Here we present an open-source R package ‘meaRtools’ that provides a platform for analyzing neuronal networks recorded on Microelectrode Arrays (MEAs). Cultured neuronal networks monitored with MEAs are now being widely used to characterize in vitro models of neurological disorders and to evaluate pharmaceutical compounds. meaRtools provides core algorithms for MEA spike train analysis, feature extraction, statistical analysis and plotting of multiple MEA recordings with multiple genotypes and treatments. meaRtools functionality covers novel solutions for spike train analysis, including algorithms to assess electrode cross-correlation using the spike train tiling coefficient (STTC), mutual information, synchronized bursts and entropy within cultured wells. Also integrated is a solution to account for bursts variability originating from mixed-cell neuronal cultures. The package provides a statistical platform built specifically for MEA data that can combine multiple MEA recordings and compare extracted features between different genetic models or treatments. We demonstrate the utilization of meaRtools to successfully identify epilepsy-like phenotypes in neuronal networks from Celf4 knockout mice. The package is freely available under the GPL license (GPL> = 3) and is updated frequently on the CRAN web-server repository.

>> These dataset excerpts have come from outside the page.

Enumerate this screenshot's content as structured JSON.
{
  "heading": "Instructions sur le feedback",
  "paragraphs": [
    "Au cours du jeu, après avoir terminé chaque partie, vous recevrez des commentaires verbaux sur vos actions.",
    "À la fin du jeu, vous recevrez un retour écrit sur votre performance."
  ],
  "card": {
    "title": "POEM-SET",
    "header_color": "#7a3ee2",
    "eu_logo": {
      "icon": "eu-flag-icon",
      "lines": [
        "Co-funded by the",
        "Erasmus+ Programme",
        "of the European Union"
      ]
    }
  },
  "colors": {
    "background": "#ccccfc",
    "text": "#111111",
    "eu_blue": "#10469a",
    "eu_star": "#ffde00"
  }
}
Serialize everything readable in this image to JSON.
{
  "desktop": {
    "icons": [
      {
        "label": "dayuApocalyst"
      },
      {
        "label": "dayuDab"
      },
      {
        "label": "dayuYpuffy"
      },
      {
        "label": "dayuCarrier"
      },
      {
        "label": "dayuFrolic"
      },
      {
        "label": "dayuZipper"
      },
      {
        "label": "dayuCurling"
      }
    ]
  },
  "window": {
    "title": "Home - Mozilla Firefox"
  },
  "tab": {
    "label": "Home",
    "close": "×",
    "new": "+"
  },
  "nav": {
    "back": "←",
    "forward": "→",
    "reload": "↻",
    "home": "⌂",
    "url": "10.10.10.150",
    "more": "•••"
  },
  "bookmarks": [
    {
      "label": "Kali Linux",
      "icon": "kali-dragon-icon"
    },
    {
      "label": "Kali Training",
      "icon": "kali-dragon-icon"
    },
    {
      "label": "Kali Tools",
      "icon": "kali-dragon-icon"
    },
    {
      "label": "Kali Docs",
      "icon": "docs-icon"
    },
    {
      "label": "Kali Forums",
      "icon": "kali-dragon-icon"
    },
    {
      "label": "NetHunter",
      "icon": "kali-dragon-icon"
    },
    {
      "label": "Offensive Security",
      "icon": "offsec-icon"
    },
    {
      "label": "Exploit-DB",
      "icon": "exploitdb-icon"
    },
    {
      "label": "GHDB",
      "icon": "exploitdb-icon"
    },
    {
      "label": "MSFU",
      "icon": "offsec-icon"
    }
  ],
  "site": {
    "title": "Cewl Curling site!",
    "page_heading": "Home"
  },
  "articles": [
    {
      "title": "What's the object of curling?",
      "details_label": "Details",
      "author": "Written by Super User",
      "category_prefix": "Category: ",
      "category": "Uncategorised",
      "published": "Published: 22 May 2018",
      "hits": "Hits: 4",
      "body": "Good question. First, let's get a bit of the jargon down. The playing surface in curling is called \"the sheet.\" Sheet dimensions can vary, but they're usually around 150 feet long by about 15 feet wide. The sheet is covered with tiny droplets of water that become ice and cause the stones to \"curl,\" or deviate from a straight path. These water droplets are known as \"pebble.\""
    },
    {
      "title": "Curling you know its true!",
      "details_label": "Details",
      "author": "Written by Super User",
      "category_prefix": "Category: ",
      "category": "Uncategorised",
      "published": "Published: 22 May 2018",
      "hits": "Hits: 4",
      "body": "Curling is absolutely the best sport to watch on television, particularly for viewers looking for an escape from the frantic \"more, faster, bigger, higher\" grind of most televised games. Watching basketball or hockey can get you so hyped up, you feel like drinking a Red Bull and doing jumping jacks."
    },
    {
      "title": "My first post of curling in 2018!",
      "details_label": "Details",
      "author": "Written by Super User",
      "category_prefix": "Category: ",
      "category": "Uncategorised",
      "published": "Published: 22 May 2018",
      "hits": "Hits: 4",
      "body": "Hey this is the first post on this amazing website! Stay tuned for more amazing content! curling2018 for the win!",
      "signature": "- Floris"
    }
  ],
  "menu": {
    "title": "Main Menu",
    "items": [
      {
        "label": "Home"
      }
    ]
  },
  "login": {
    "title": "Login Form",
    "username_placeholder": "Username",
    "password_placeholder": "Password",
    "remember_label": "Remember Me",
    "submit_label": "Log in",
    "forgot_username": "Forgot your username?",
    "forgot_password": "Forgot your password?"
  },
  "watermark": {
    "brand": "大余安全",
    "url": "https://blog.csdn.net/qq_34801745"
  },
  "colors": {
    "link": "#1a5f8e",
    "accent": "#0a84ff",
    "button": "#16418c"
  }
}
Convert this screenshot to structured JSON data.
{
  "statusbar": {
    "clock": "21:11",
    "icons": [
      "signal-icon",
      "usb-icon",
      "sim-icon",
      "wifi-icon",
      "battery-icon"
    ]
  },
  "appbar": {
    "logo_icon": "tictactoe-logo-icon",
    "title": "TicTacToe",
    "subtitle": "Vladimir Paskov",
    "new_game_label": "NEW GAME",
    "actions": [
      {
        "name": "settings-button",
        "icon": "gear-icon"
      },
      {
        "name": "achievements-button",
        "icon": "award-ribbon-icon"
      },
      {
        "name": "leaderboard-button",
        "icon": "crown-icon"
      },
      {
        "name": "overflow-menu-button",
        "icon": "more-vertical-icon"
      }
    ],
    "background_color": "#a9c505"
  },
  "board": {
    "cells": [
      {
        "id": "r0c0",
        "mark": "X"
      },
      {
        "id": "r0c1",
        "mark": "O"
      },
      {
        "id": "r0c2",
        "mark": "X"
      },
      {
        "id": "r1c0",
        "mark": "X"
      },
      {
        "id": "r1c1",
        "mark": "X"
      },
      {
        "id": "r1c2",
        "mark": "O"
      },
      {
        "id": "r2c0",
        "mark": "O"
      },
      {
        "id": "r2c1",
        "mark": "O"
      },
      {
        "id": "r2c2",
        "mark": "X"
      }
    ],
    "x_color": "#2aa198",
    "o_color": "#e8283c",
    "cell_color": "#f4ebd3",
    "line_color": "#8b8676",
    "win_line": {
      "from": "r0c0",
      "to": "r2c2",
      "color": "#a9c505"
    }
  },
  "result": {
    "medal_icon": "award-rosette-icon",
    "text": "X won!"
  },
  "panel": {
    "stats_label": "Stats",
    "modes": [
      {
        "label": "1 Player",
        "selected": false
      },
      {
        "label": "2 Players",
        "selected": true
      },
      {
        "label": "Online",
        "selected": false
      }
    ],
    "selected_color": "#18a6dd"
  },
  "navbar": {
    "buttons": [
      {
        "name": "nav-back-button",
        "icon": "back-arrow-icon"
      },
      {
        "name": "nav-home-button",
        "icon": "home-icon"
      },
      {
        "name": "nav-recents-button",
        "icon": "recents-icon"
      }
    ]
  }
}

The package, along with full documentation can be downloaded from: https://cran.r-project.org/web/packages/meaRtools/.

Suggested Citation

  • Sahar Gelfman & Quanli Wang & Yi-Fan Lu & Diana Hall & Christopher D Bostick & Ryan Dhindsa & Matt Halvorsen & K Melodi McSweeney & Ellese Cotterill & Tom Edinburgh & Michael A Beaumont & Wayne N Fran, 2018. "meaRtools: An R package for the analysis of neuronal networks recorded on microelectrode arrays," PLOS Computational Biology, Public Library of Science, vol. 14(10), pages 1-20, October.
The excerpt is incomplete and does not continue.